Der biochemische Prozess ist genau derselbe - ob es der Säbelzahntiger ist oder der Partner, der gerade verletzt.
Ich schrieb vorhin, dass wir heute zeitversetzter leben als damals. Wir sind in Situationen, in denen wir eben nicht nur Variante a) gefressen werden oder b) nicht gefressen werden haben, sondern eine Vielzahl an Möglichkeiten, weil unser Leben heute wesentlich komplexer abläuft.
Im Job haben wir den Vorgesetzten, der uns dauernd runtermachen/verletzen kann, weil er die Macht dazu hat - wir können schlecht ausweichen, weil wir eine Familie zu versorgen haben, keinen Jobverlust riskieren wollen und und und... wir können nicht "flüchten", um uns in Sicherheit zu bringen, wir bleiben.
Wir haben diese direkten Ergebnisse nicht (mehr), der Überlebenskampf hat sich auf eine andere Ebene verlagert - mit dem Ergebnis, dass unsere chemischen Prozesse lange, sehr lange dauern. Und mit dem fatalen Ergebnis, dass diese geniale Überlebensstrategie letztendlich Schäden anrichtet, weil sie vom Körper nicht mehr sinnvoll eingesetzt werden kann.
Die Verletzungen werden oft über Jahre oder Jahrzehnte "ertragen", die direkte Konfrontation wie in Urzeiten gibt es kaum noch.
Und was passiert im Körper?
Richtig, das Cholesterin wird produziert, produziert - nur werden keine Reparaturmittel benötigt, weil keine Schnitt- oder Bisswunden erfolgen.

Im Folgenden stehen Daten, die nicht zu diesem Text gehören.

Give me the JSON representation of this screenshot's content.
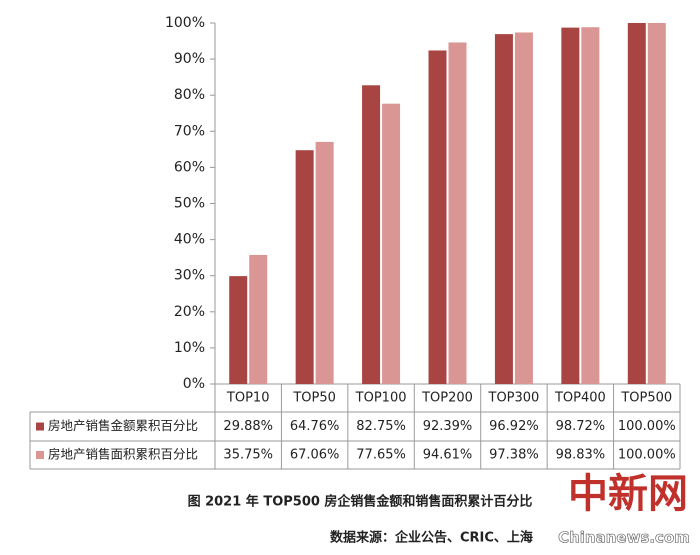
{
  "chart_data": {
    "type": "bar",
    "categories": [
      "TOP10",
      "TOP50",
      "TOP100",
      "TOP200",
      "TOP300",
      "TOP400",
      "TOP500"
    ],
    "series": [
      {
        "name": "房地产销售金额累积百分比",
        "color": "#a84442",
        "values": [
          29.88,
          64.76,
          82.75,
          92.39,
          96.92,
          98.72,
          100
        ],
        "value_labels": [
          "29.88%",
          "64.76%",
          "82.75%",
          "92.39%",
          "96.92%",
          "98.72%",
          "100.00%"
        ]
      },
      {
        "name": "房地产销售面积累积百分比",
        "color": "#d99694",
        "values": [
          35.75,
          67.06,
          77.65,
          94.61,
          97.38,
          98.83,
          100
        ],
        "value_labels": [
          "35.75%",
          "67.06%",
          "77.65%",
          "94.61%",
          "97.38%",
          "98.83%",
          "100.00%"
        ]
      }
    ],
    "ylim": [
      0,
      100
    ],
    "yticks": [
      {
        "value": 0,
        "label": "0%"
      },
      {
        "value": 10,
        "label": "10%"
      },
      {
        "value": 20,
        "label": "20%"
      },
      {
        "value": 30,
        "label": "30%"
      },
      {
        "value": 40,
        "label": "40%"
      },
      {
        "value": 50,
        "label": "50%"
      },
      {
        "value": 60,
        "label": "60%"
      },
      {
        "value": 70,
        "label": "70%"
      },
      {
        "value": 80,
        "label": "80%"
      },
      {
        "value": 90,
        "label": "90%"
      },
      {
        "value": 100,
        "label": "100%"
      }
    ],
    "grid": false,
    "caption": "图  2021 年 TOP500 房企销售金额和销售面积累计百分比",
    "source": "数据来源：企业公告、CRIC、上海",
    "watermark": [
      "中新网",
      "Chinanews.com"
    ]
  }
}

Der Cholesterinspiegel steigt und baut sich nicht mehr ab.
Das war jetzt ein langes Beispiel - ich hoffe, es kommt rüber, wie das mit dem Thema "Schuld" zusammenhängt.
Man ist nicht "schuld", wenn man krank wird.

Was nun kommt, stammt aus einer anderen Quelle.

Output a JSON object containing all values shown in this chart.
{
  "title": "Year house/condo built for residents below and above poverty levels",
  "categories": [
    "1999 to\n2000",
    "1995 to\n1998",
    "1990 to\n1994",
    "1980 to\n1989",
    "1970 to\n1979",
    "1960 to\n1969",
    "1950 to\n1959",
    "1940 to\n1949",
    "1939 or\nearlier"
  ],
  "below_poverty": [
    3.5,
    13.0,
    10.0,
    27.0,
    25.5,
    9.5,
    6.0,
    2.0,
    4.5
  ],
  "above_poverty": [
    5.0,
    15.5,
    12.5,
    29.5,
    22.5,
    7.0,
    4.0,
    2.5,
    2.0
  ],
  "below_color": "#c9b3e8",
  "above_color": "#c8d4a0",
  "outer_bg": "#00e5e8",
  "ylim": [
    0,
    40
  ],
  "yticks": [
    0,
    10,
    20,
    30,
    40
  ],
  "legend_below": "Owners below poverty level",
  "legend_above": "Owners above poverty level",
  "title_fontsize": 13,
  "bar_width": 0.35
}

Die Gefühle, die eigenen Gefühle jedoch verursachen Prozesse im Körper, die (in heutiger Zeit) als Krankheit definiert werden müssen.
Das, was früher eine Überlebensstrategie darstellte, die genial funktionierte, wird heute aufgrund der veränderten Lebensweise zur Krankheit.

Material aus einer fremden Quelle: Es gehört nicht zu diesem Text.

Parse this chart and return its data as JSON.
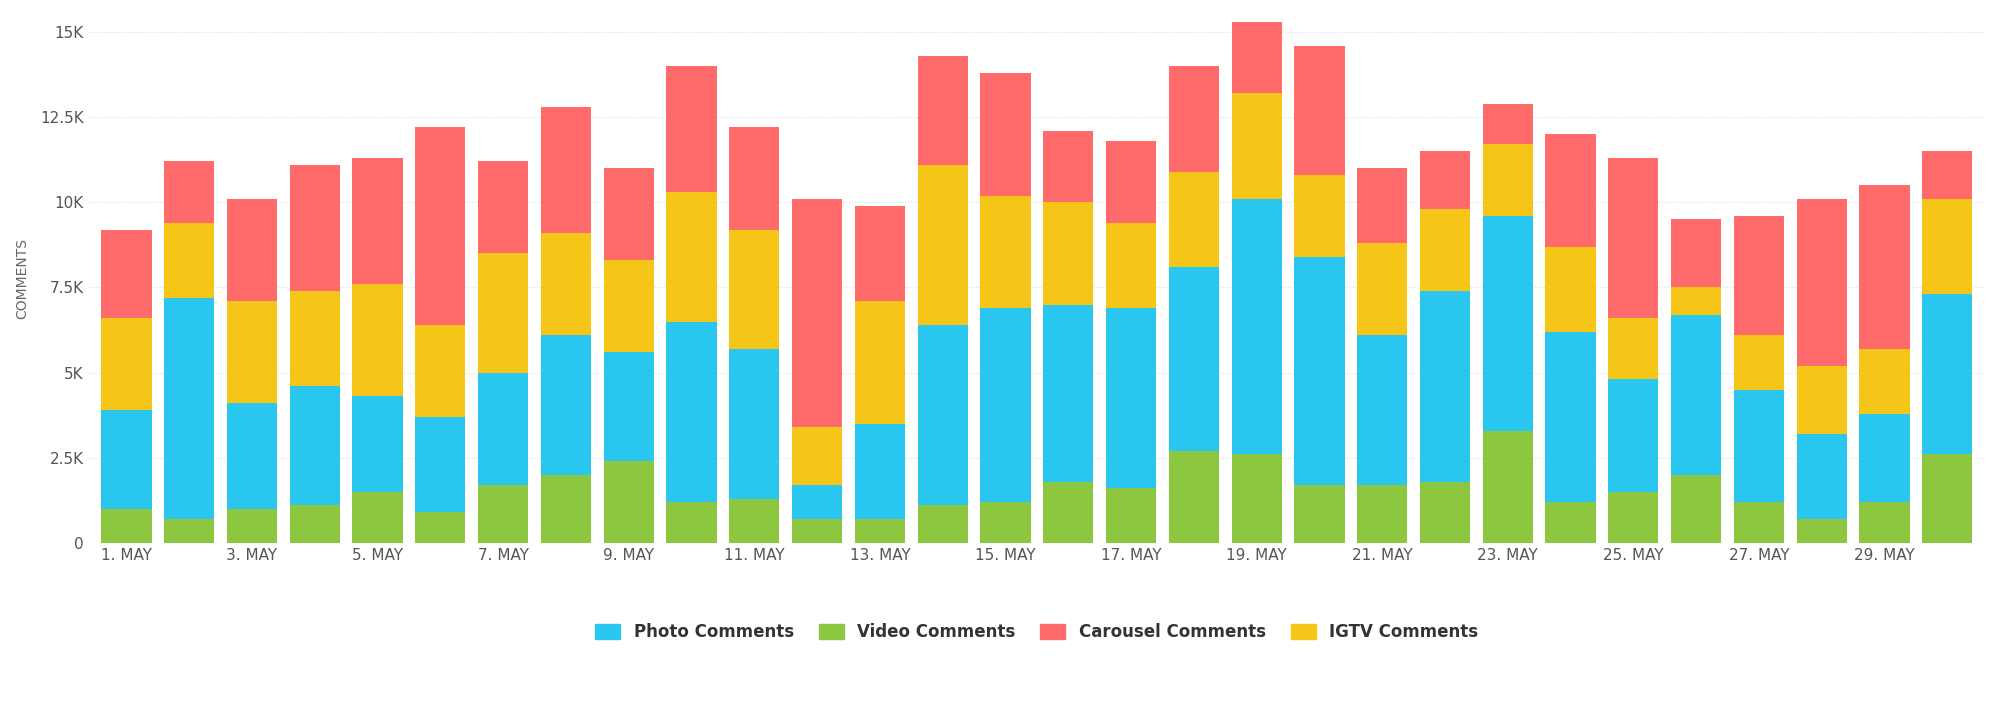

War jetzt ein langes Posting, ich weiß. Und in Wahrheit müssten es hunderte von langen Postings sein, um das wirklich gut und nachvollziehbar erklären zu können, das war jetzt nur ein Beispiel von vielen.
Ich verstehe und akzeptiere es, wenn jemand damit nicht konform gehen kann. Es ist nur meine Sicht der Dinge, die nicht für jeden gelten muss.